Two sets of twins on the recent branches of your family tree can be pretty normal. Three or four is more unusual, but the five on the Waisner family tree really sets the family apart.
Four sets of twins gathered recently at Bill Waisner’s Overland Park home. It starts with Bill and Bob Waisner. Two of Bill’s five children were twin girls, Lisa Waisner and Lori Hardman.
His other daughter, Janelle Cates, had twin girls of her own, Carolyn and Catherine Cates. One of Bill’s sons, Brian Waisner, has twin children, Will and Hope Waisner.
The fifth set of fraternal twins was Bill and Bob’s aunts, Ola and Lola Waisner, who are no longer living.
Out of all of those twins, the family says that none are identical, although they have similar looks.
Bill and Bob looked a lot alike growing up — at school, the portrait photographer only sent home one print, thinking he’d taken two shots of the same boy.
They went out on a double date as young men, Bill with his late wife, Carol, and Bob with his girlfriend (now wife), Betty. When they walked out of the restaurant, the ladies each grabbed the arm of the wrong guy.
As they’ve gotten older, they don’t look quite as similar anymore. Technically, the elder Waisners don’t have proof that they’re fraternal, and they say they’d like to get a test to be sure.
All those generations of twins almost didn’t happen. When Bill and Bob were born in 1931, there was a blizzard in their hometown of Clarksburg, Mo., 30 miles west of Jefferson City.
At that time, home births were normal, but their mother was suffering from toxemia and needed to go to the hospital. With the roads closed, neighbors managed to get a horse-drawn carriage through to U.S. 50, where an ambulance took them the rest of the way.
When they were children at a father-daughter banquet, Lisa Waisner and Lori Hardman considered themselves fortunate to be from a family of twins and brought both Bill and Bob so they could each have a dad with them.
As her own kids were growing up, Lori said, “They always felt (that) they had two moms” in Lori and Lisa.
Lisa said she and Lori have what they call “amazing twin moments.” Once, they met driving side by side on Interstate 435. One called the other to ask where she was headed. Both were going to a Royals game, wearing the same Royals shirt, and they had tickets for adjoining sections.

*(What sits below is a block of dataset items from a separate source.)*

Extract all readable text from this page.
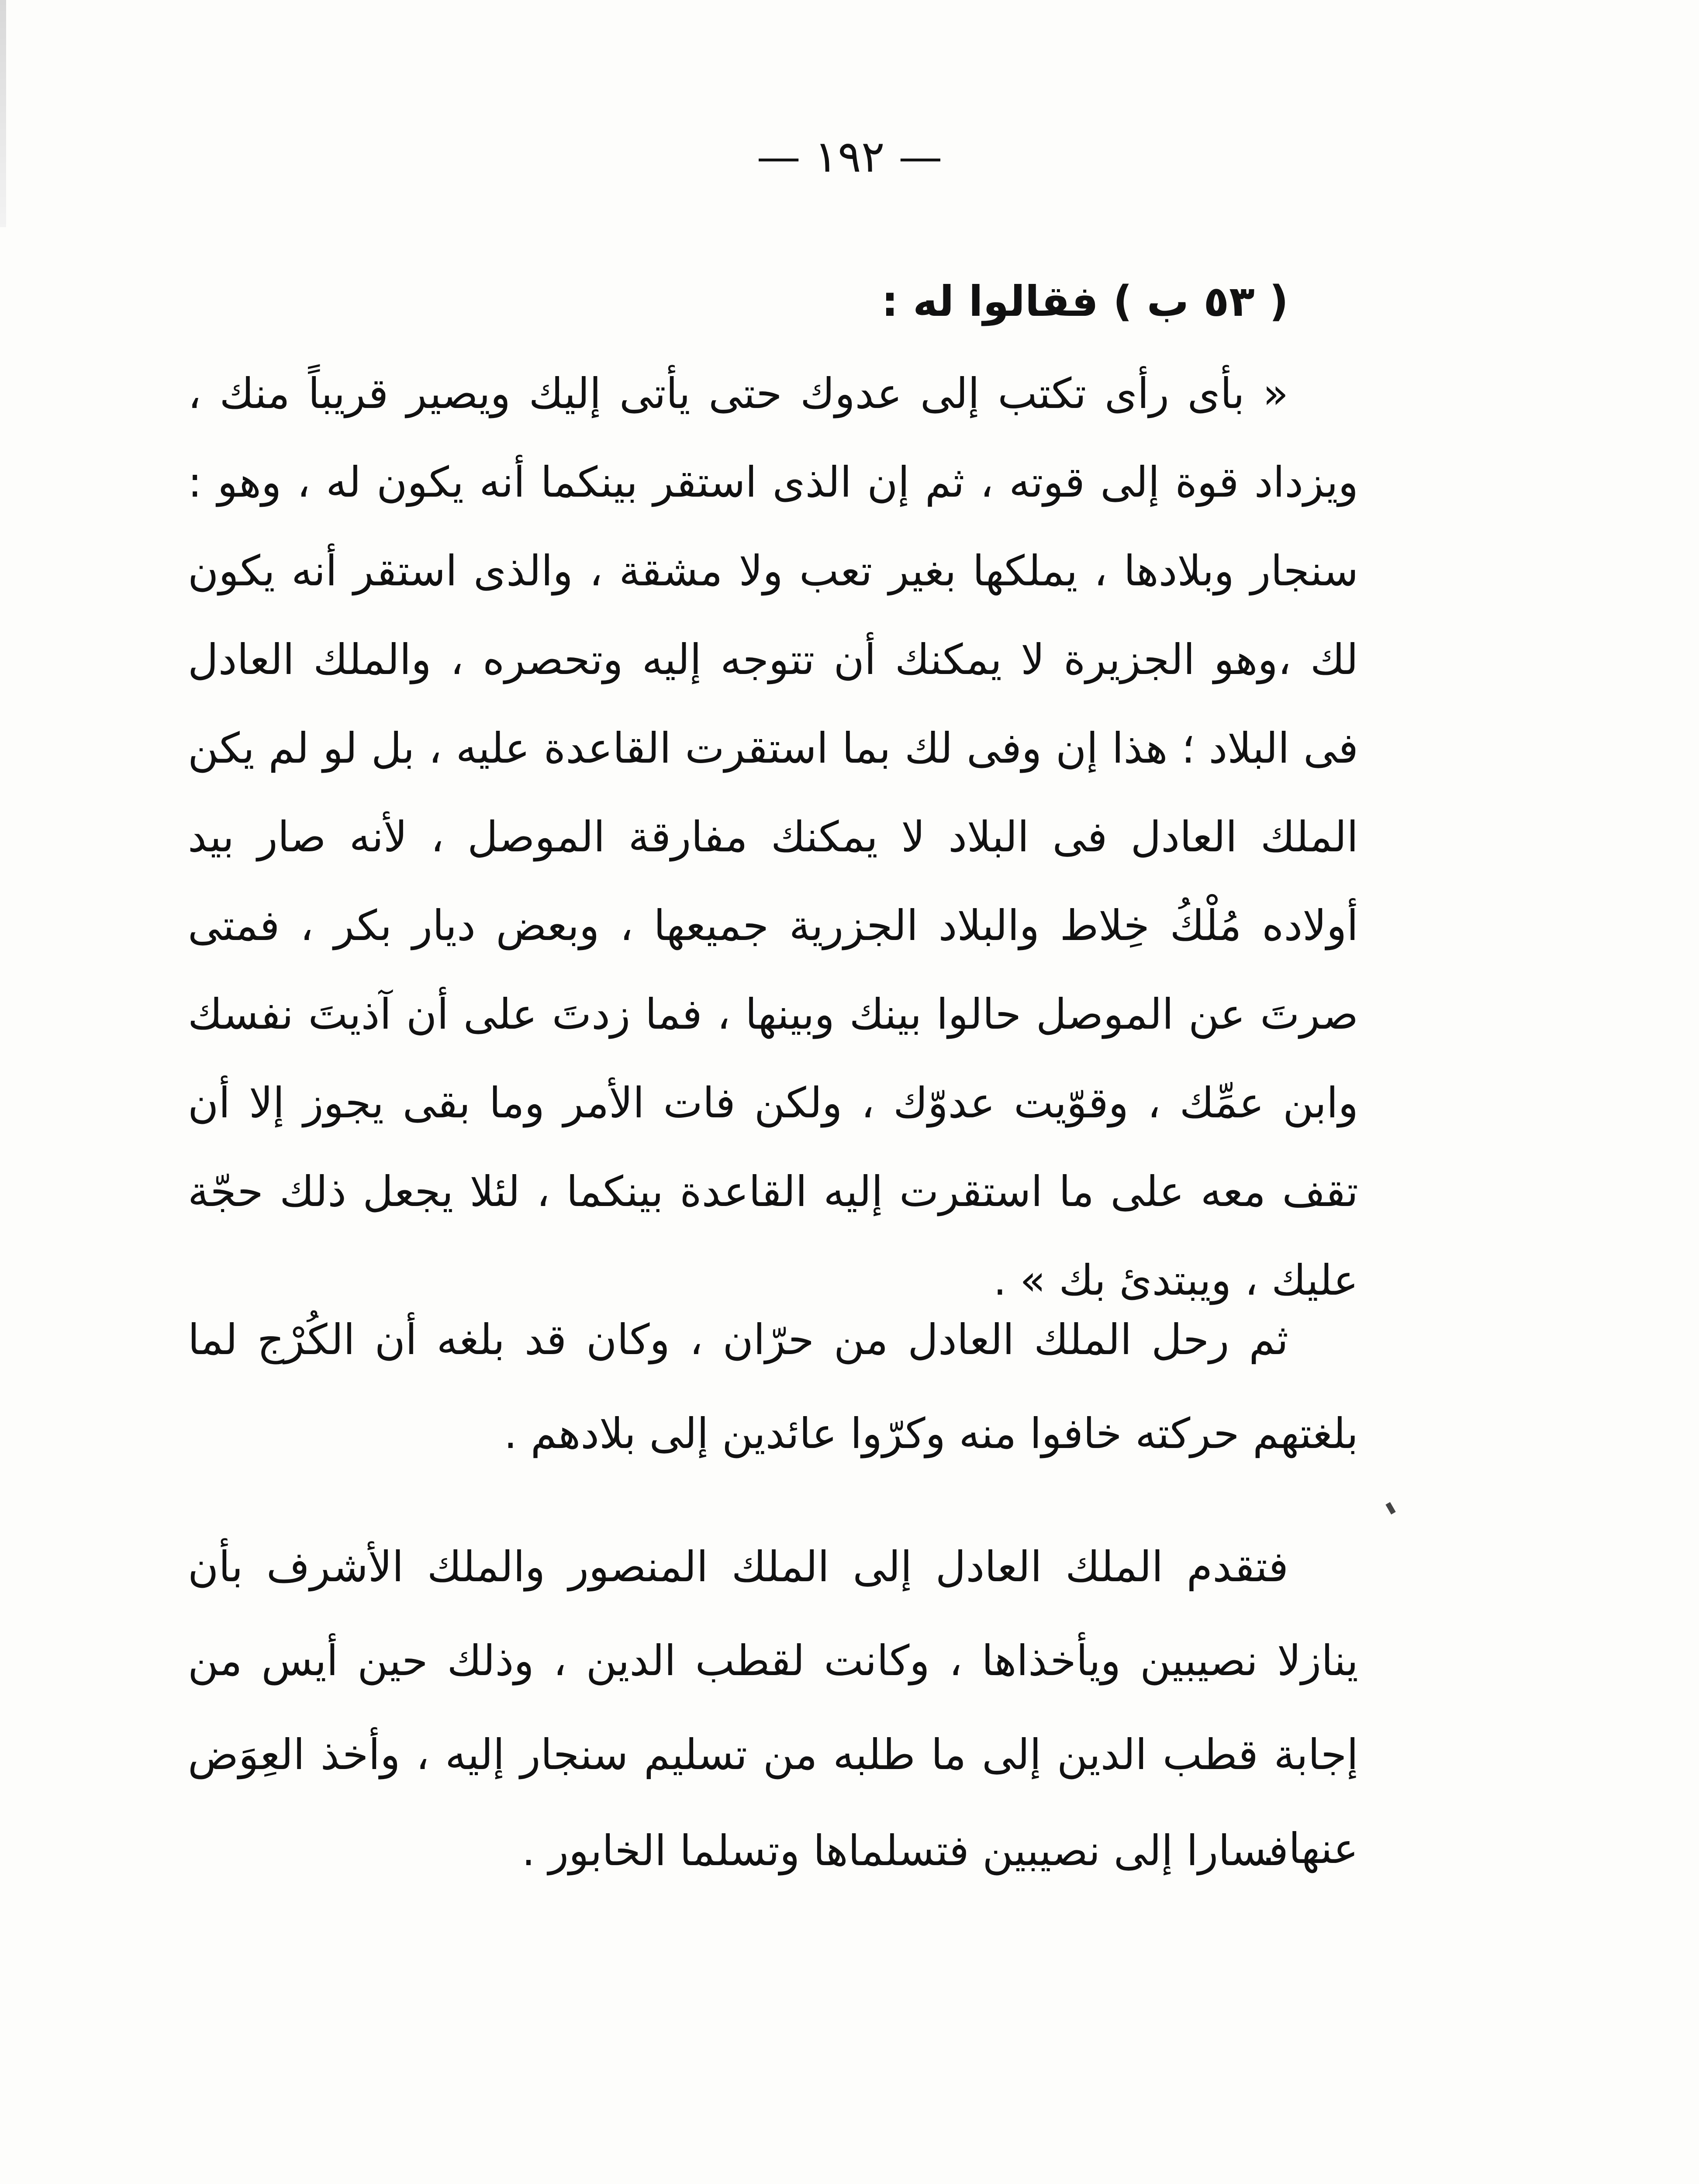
— ١٩٢ —
( ٥٣ ب ) فقالوا له :

« بأى رأى تكتب إلى عدوك حتى يأتى إليك ويصير قريباً منك ، ويزداد قوة إلى قوته ، ثم إن الذى استقر بينكما أنه يكون له ، وهو : سنجار وبلادها ، يملكها بغير تعب ولا مشقة ، والذى استقر أنه يكون لك ،وهو الجزيرة لا يمكنك أن تتوجه إليه وتحصره ، والملك العادل فى البلاد ؛ هذا إن وفى لك بما استقرت القاعدة عليه ، بل لو لم يكن الملك العادل فى البلاد لا يمكنك مفارقة الموصل ، لأنه صار بيد أولاده مُلْكُ خِلاط والبلاد الجزرية جميعها ، وبعض ديار بكر ، فمتى صرتَ عن الموصل حالوا بينك وبينها ، فما زدتَ على أن آذيتَ نفسك وابن عمِّك ، وقوّيت عدوّك ، ولكن فات الأمر وما بقى يجوز إلا أن تقف معه على ما استقرت إليه القاعدة بينكما ، لئلا يجعل ذلك حجّة عليك ، ويبتدئ بك » .

ثم رحل الملك العادل من حرّان ، وكان قد بلغه أن الكُرْج لما بلغتهم حركته خافوا منه وكرّوا عائدين إلى بلادهم .

فتقدم الملك العادل إلى الملك المنصور والملك الأشرف بأن ينازلا نصيبين ويأخذاها ، وكانت لقطب الدين ، وذلك حين أيس من إجابة قطب الدين إلى ما طلبه من تسليم سنجار إليه ، وأخذ العِوَض عنها .

فسارا إلى نصيبين فتسلماها وتسلما الخابور .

Carolyn Cates says she and Catherine don’t dress alike, but their twin connection comes out when they often say the same thing at the same time. People also call them by each other’s names.
When you’re a twin, “you learn to answer to your twin’s name,” Lisa said.
With so many relatives, the Waisner family gets together nearly every month, according to Lisa.
The most recent set of twins, Will and Hope, are the first of different genders.
“I thought it was pretty special that we ended up having twins,” said Laura Waisner, mother to Will and Hope. “(Being) the first set of boy-girl twins … there’s something special about it.”
Janelle Cates also likes the unique identity of her family.
“I always felt very blessed,” Janelle said. “I could say I’m the daughter of twins, the sister of twins, the mother of twins and the aunt of twins.”